ノルム空間の射影極限として書けない分離局所凸空間の例

概要

複数の文献に「任意の分離局所凸空間はノルム空間の射影極限として書ける」とあるのですが,その証明が回っていないような気がして,いろいろ考えていたら反例が作れたのでまとめました.

更新履歴

2020-08-27: 公開

2020-08-27: Twitterで p進大好きbot さんから次のような指摘を頂きました.ありがとうございます.(以下の文章は箱が解釈したもので,ご指摘いただいた文章そのままではありません.誤りがあれば箱の責任です.)

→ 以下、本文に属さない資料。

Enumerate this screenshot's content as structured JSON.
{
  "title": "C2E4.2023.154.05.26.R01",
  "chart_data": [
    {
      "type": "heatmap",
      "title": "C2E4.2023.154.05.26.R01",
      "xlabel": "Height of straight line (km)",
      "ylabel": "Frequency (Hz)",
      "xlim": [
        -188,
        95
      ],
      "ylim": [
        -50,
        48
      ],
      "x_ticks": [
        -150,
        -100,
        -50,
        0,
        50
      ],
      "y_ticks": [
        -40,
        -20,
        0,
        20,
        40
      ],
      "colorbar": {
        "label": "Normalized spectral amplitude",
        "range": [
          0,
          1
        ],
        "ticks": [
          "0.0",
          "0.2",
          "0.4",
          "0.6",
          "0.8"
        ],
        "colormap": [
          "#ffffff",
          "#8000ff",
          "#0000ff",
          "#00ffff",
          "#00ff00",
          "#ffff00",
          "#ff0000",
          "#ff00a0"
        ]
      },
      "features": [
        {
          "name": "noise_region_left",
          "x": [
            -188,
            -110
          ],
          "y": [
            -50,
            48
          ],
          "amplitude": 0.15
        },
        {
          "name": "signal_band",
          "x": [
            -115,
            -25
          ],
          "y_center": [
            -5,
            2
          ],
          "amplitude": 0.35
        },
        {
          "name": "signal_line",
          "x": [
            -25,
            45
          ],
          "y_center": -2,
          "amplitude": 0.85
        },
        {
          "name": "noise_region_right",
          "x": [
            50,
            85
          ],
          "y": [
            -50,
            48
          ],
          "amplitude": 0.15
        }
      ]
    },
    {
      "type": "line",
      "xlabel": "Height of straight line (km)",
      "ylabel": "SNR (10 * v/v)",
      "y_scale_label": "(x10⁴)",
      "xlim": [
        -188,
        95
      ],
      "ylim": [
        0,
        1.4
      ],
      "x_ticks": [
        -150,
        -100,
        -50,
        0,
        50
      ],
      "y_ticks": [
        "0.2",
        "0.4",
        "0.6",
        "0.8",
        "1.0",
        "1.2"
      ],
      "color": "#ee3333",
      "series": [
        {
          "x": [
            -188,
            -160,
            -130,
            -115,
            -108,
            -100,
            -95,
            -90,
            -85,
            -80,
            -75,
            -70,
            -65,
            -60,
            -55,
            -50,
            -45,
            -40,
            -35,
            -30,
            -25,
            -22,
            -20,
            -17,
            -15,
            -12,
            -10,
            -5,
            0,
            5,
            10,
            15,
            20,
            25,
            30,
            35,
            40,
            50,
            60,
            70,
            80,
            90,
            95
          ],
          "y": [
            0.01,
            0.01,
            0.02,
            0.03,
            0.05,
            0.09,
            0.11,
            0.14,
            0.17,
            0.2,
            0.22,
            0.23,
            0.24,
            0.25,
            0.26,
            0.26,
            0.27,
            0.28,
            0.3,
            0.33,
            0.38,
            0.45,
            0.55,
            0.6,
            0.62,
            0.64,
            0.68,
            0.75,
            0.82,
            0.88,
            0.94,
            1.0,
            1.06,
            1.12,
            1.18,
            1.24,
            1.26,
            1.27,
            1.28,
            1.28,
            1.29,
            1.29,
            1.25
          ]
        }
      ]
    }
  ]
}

主張2の証明は次のように簡略化できる.Eがノルム空間の図式{F_λ}の逆極限として書けたとする.π_λ: E → F_λを構造射とする.するとF_λのノルムのπ_λによる引き戻しはE上の連続半ノルムだからKer π_λはEにおいて有限余次元であり,したがってIm π_λは有限次元,特に完備.したがって完備化の普遍性より,π_λ: E → Im π_λはπ’_λ: E’ → Im π_λ ⊆ F_λに一意に連続拡張できる(E’はEを真かつ稠密に含む局所凸空間ならなんでもよい.たとえば完備化をとればよい).拡張の一意性などからπ’_λたちが図式{F_λ}中の射とcompatibleであることがわかり,したがって逆極限の普遍性からπ’: E’ → Eを得る.ところがこれは包含写像E → E’の retraction であることが確かめられ,EはE’において閉ということになるが,これは矛盾.

この方法はより一般の圏でも有効であり,「逆極限でないことを示すには任意の図式を考える必要はなく,普遍的な図式のみを考えればよい」ということが適切な仮定(随伴関手定理の仮定)の下で成り立つということを表している.